Schon als Glenn Goulds Mutter noch mit ihrem Wunschkind schwanger war, war sie davon überzeugt, dass dieses einmal ein herausragender Pianist werden würde. Den ersten Klavierunterricht erteilte sie ihrem Sohn noch als Kleinkind, und schon früh zeigte sich Glenn Goulds außergewöhnliches Talent und - neben einem absoluten Gehör - sein enormes musikalisches Gedächtnis: Eine einmal gehörte Tonfolge konnte er jederzeit abrufen und am Klavier reproduzieren.
Am Konservatorium von Toronto studierte Glenn Gould bei Alberto Guerrero.

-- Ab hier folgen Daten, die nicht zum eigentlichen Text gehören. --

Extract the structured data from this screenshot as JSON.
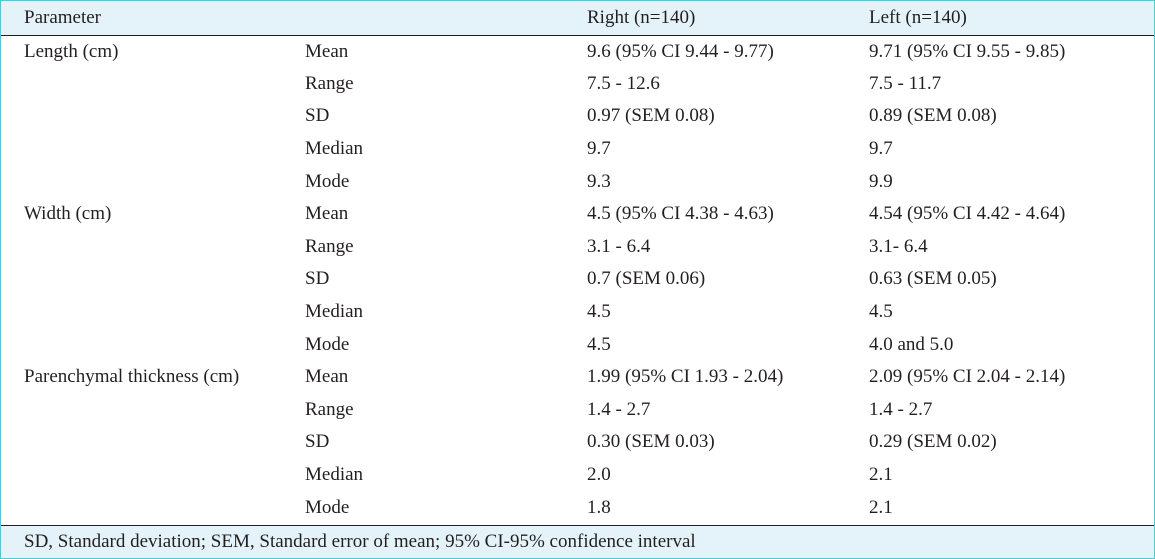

Von diesem lernte er eine ganz spezielle Spieltechnik, die sein ganzes Leben lang kennzeichnend sein sollte für die Klarheit und Struktur seines Klavierspiels. Diese Klarheit, von manchen Kritikern als Härte bezeichnet, machte aus Glenn Gould einen beliebten Bach-Interpreten. Aber auch Mozart und Beethoven spielte er auf diese strukturierte Weise, und das kam nicht bei allen Musikliebhabern gut an.
Die Musik der Romantik spielte Glenn Gould nur selten, denn diese weiche, auf Emotionen und Empfindungen beruhende Musik wies seiner Meinung nach einen Mangel an Struktur auf. Sein Klavierspiel war scharf artikuliert und rhythmisch, und das stand fast im Gegensatz zur Spielpraxis in der romantischen Epoche. Dennoch hat Gould auch einige Werke romantischer Komponisten auf Schallplatte eingespielt, wie die Rhapsodie in h-moll Opus 79 von Johannes Brahms.